Afferrare un oggetto: un gesto semplice che ripetiamo più volte al giorno. Ma cosa succede se dobbiamo farlo al buio? Un gruppo di ricerca del Dipartimento di Farmacia e Biotecnologie dell’Università di Bologna, guidato dalla professoressa Patrizia Fattori, ha indagato i meccanismi con cui il nostro cervello modula, integra e processa informazioni di diversa natura, permettendoci di compiere un’azione delicata come prendere qualcosa tra le mani anche senza l’aiuto della vista.
Lo studio, appena pubblicato sulla rivista Scientific Reports (gruppo Nature), si è occupato dei meccanismi neurali che codificano i movimenti di afferramento in diverse condizioni visive scoprendo che, in un’area classicamente definita visiva della corteccia parietale posteriore, esistono neuroni che integrano i segnali visivi e motori in modo altamente complesso. Una serie di risposte neurali, quindi, che contribuiscono ad aggiornare e controllare continuamente il movimento della mano mentre questa interagisce con l’oggetto da afferrare, calibrando il peso delle varie informazioni sensoriali disponibili all’interno di un ambiente multisensoriale e dinamico.
“Questo studio – spiega la professoressa Fattori – rappresenta un’ulteriore dimostrazione di come le aree parietali del cervello siano coinvolte nel monitoraggio di azioni sia di raggiungimento che di afferramento. Un ruolo, questo, che è estremamente importante per l’interazione con l’ambiente esterno e porta con sé la possibilità di progettare neuroprotesi sempre più efficienti e versatili.
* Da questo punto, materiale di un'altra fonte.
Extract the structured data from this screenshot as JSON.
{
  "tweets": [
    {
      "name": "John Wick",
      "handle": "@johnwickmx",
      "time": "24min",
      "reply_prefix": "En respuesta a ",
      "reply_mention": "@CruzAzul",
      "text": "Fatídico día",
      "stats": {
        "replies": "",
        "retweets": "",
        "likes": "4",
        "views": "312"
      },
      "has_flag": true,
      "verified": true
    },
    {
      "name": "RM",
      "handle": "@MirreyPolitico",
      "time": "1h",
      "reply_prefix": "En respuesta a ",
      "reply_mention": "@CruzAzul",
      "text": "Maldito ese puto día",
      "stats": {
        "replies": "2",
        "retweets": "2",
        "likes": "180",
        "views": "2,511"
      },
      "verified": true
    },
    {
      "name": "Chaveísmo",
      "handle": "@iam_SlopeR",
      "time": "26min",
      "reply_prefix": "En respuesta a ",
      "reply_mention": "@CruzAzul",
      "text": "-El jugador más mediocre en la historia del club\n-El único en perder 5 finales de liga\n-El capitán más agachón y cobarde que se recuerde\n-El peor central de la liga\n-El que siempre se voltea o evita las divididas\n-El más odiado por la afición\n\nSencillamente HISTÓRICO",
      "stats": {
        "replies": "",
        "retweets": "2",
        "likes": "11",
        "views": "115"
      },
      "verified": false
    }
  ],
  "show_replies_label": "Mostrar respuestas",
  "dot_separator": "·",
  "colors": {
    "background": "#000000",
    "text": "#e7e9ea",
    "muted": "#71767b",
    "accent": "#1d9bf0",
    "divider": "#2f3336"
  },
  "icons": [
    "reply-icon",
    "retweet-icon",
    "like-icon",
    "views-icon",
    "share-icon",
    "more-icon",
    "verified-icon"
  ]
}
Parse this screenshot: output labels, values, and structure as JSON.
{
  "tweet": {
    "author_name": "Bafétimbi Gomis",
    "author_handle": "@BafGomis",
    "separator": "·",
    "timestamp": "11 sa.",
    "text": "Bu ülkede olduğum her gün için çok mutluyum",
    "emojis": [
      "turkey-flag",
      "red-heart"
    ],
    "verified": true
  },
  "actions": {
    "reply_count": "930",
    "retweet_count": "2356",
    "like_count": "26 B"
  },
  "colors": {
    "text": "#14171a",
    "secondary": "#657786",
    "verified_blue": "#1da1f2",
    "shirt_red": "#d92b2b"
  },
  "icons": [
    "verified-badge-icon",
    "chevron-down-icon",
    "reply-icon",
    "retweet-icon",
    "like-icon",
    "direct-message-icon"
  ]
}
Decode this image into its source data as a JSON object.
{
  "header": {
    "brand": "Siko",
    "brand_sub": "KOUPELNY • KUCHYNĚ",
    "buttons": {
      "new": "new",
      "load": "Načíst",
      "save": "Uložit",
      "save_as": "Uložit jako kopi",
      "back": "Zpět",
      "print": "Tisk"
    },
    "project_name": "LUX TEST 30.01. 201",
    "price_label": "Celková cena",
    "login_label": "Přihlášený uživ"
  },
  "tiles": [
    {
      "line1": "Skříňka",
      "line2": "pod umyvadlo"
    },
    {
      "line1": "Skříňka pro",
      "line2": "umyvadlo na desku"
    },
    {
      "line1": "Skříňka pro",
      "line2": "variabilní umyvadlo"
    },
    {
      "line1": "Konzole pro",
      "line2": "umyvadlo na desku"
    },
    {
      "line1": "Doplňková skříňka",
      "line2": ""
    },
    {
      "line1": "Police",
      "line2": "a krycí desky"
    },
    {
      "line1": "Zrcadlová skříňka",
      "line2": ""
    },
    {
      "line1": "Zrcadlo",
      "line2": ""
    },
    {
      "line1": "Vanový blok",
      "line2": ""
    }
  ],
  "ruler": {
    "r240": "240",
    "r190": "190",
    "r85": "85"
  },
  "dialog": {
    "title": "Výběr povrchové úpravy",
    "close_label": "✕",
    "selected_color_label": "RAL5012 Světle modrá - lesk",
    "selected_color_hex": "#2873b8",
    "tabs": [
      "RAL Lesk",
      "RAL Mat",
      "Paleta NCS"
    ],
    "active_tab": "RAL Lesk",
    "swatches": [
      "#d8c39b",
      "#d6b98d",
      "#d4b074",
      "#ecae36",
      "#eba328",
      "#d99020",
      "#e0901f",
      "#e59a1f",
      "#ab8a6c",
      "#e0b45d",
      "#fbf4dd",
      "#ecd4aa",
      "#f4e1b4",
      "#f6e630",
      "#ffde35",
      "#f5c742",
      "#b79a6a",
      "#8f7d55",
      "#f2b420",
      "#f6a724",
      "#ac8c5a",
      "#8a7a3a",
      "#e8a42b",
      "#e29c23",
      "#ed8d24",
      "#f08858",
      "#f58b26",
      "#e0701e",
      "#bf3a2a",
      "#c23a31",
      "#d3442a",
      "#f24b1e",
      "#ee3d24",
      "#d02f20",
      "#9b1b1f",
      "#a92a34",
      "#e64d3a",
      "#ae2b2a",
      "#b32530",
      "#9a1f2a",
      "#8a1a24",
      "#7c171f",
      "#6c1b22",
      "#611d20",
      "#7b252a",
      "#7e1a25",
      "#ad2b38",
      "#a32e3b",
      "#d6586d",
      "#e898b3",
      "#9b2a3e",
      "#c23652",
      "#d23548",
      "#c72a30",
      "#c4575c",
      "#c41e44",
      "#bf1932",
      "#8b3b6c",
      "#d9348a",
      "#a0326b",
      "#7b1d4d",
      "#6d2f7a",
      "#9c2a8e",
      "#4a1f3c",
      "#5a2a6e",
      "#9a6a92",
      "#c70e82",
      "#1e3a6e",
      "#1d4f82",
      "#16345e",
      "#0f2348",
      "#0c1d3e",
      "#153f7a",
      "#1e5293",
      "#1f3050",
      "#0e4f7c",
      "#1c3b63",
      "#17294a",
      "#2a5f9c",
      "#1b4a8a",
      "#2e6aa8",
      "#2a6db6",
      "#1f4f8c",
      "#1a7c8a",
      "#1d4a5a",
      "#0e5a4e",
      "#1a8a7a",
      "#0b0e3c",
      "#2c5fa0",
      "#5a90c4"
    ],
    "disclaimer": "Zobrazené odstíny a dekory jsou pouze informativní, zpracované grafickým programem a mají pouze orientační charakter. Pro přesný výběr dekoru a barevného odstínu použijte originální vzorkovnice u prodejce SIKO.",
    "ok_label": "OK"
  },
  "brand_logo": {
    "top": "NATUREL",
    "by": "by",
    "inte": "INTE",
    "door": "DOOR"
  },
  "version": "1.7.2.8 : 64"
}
Si tratta di un risultato di cui siamo molto fieri, nato all’interno del Dipartimento di Farmacia e Biotecnologie dell’Alma Mater, dove la ricerca è stata interamente progettata e condotta”.
Lo studio si è avvalso di metodologie di registrazione che permettono l’acquisizione del segnale neurale in tempo reale, cioè con una perfetta correlazione temporale tra le attività neurali e gli stimoli a cui il cervello deve rispondere durante un movimento di afferramento in diverse condizioni sensoriali.
“Il principale obiettivo del nostro gruppo di ricerca – continua Patrizia Fattori – è riuscire a dare il maggior contributo possibile alla comprensione di quei meccanismi cerebrali che sono in grado di controllare abilmente la miriade di azioni che eseguiamo di continuo e in maniera quasi automatica. Conoscenze, queste, che possono poi essere applicate in campo medico e neuro-ingegneristico per sviluppare soluzioni in grado di superare gravi situazioni di disabilità”.